Sorry things have been so busy, I haven't been able to get on and write. I've thought about it probably 6 or 7 times but haven't gotten around to it. I am having the most fabulous time here in Colombia with my family. The one thing that I just can't stop thinking about is this: my Abuela and I have had several disagreements, but as soon as the next day comes, it's like nothing ever happened. She goes right back to loving me, feeding me, and teaching me. Not that I think that all goes away the minute we disagree, it's just strange that it seems to be accepted as totally normal? In foster care, when something happened and I mouthed off or got angry I would be continually punished for it. I know that I can't expect the same thing from my Abuela, I guess I just wasn't prepared for how much of a transition this would be. I figured I'd be able to learn family dynamics and that was it. Now I know better, now I know that family dynamics is something that you learn throughout your life and throughout your relationship with your family. I guess I shouldn't bitch about it ehh. I am greatful to be loved and to feel wanted. I am no longer an unwanted child of the "system", which by the way is so messed up! I was talking to my family today about my experiences in the group home and in being passed around from home to home. They were shocked. I guess I would be too, had I never been through it myself. They don't know much about the American system, and I'm afraid that they will hate America when I get done telling them about everything I've been through. I find myself back in the same place I was at when I first reunited with my Abuela, I want to tell them about me but I want to shelter them from hearing the bad things. They are adults though, they should be able to handle it. Today my Tia asked me about my education, I was stunned. I didn't know what to say. "Oh auntie didn't you know I dropped out of high school, worked in a strip culb, and got my GED through a place stationed in a building in lower Manhattan?"....GGEEEZZ! I told her I got my GED and went to Columbia University, she found that to be very interesting, the name of the school I went to I mean.

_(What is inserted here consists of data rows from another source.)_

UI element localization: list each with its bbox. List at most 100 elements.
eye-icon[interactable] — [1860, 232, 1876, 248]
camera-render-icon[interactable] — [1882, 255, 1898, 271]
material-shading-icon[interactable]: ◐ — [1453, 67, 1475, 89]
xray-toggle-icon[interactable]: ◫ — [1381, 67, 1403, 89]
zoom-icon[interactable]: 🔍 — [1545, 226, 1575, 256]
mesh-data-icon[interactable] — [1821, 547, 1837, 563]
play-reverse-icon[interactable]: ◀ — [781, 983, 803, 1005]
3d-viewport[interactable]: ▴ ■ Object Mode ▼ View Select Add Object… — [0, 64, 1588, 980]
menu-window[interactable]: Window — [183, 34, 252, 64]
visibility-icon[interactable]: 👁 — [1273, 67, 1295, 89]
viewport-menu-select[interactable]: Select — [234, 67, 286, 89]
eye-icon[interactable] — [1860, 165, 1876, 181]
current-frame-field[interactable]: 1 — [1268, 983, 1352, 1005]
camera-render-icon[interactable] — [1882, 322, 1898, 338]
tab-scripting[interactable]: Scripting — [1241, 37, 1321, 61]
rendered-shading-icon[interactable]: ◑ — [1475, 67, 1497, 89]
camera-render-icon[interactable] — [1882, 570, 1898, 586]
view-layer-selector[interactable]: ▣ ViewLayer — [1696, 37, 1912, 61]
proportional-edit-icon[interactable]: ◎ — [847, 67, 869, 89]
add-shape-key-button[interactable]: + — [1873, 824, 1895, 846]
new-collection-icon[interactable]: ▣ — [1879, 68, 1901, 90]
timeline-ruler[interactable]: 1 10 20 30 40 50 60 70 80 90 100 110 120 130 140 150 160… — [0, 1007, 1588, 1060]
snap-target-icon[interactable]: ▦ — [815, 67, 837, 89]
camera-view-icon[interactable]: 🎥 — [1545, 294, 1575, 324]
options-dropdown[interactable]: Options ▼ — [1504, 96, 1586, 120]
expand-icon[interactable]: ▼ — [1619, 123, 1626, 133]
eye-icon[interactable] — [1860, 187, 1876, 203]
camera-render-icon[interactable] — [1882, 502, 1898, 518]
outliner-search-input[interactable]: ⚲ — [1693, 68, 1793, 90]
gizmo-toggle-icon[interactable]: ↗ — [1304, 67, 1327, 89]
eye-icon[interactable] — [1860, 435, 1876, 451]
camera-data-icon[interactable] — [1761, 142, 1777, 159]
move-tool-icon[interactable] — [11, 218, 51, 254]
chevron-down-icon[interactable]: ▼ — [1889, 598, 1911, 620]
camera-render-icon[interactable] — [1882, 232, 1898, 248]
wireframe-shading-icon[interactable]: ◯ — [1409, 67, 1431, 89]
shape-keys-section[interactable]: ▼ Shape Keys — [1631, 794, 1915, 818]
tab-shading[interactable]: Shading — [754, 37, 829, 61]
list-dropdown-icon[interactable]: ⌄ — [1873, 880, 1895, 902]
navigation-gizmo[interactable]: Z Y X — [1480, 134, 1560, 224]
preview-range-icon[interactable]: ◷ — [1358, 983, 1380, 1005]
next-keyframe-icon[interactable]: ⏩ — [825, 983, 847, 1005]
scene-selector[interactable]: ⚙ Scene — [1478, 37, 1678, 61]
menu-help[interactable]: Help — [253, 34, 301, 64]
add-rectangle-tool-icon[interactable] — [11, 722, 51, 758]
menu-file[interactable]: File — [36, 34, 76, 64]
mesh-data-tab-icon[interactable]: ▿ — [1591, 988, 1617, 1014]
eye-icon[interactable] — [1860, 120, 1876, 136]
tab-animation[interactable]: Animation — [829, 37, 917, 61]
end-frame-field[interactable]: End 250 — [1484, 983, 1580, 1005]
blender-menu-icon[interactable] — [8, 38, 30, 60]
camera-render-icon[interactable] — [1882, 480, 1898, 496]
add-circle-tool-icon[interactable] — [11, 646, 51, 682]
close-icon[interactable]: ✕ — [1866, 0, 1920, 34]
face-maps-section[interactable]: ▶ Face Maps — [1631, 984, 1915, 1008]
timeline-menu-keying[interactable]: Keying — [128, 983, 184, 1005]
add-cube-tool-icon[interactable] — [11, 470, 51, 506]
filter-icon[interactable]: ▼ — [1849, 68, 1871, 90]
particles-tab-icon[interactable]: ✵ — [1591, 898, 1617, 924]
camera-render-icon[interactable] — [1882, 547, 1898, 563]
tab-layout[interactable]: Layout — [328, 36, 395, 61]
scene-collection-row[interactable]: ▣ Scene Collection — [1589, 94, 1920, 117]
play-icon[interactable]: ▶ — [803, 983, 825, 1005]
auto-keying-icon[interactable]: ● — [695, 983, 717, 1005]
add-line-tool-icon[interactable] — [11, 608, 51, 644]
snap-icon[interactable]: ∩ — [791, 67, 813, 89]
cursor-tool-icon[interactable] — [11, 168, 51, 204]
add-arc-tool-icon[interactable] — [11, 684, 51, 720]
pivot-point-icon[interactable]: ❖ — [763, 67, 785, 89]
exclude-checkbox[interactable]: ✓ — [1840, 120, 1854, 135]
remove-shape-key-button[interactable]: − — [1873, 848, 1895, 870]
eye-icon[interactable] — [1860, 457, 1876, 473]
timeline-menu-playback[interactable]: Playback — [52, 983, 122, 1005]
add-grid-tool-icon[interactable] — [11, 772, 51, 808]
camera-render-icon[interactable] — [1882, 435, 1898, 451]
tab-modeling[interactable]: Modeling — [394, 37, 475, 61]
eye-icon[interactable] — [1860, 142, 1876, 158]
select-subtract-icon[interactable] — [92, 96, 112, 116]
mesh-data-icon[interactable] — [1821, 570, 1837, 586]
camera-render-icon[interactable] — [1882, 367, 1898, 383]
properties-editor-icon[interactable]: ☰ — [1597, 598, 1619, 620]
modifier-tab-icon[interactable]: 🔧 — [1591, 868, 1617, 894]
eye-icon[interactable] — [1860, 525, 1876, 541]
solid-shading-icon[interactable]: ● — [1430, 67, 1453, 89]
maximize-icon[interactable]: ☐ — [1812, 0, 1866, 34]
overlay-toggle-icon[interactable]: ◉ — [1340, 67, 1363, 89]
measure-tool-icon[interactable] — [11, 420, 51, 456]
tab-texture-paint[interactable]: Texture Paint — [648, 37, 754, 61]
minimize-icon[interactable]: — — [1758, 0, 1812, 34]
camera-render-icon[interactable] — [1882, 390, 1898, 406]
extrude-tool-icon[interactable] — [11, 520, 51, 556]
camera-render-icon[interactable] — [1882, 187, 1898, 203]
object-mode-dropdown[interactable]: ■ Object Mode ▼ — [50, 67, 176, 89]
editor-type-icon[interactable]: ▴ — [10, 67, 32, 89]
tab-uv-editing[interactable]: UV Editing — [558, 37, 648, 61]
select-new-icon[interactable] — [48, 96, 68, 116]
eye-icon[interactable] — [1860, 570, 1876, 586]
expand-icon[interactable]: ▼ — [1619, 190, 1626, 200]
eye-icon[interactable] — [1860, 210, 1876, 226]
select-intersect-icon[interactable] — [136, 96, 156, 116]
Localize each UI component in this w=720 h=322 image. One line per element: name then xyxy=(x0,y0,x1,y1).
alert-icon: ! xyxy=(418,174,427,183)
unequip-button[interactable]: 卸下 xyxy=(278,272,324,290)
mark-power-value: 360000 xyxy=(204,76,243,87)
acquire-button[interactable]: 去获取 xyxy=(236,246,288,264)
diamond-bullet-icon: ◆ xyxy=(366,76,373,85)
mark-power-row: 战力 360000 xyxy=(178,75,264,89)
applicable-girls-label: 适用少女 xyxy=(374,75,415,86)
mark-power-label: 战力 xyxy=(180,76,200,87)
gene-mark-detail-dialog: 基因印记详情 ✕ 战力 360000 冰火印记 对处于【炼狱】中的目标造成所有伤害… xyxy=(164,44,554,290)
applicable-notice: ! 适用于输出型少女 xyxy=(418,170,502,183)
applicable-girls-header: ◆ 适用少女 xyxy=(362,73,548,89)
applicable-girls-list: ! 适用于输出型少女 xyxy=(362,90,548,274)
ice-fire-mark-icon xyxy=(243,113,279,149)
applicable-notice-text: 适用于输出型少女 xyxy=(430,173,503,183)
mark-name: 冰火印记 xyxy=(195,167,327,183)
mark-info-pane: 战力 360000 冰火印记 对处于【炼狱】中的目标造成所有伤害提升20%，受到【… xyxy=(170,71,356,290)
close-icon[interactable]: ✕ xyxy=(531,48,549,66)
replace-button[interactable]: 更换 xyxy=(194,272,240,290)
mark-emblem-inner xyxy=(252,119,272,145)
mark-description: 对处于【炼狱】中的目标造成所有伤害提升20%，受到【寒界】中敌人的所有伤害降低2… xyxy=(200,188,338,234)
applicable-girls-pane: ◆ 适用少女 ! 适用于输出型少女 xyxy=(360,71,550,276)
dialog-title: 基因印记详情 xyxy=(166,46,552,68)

I really don't know why I am babbling on about nothing. I miss my American friends, I need contact with someone who knows me and who knows the way I need to trash talk our government. I really am happy here, and I'm getting a lot done in the way of healing. I'm just having some transitional issues, this Saturday will be 3 weeks that I've been here. I'm predicting that it will get easier in the very near future!
PS: I'm learning to cook...yes you read right...I'm learning to cook. Traditional food from scratch, not out of the box. I'm so psyched!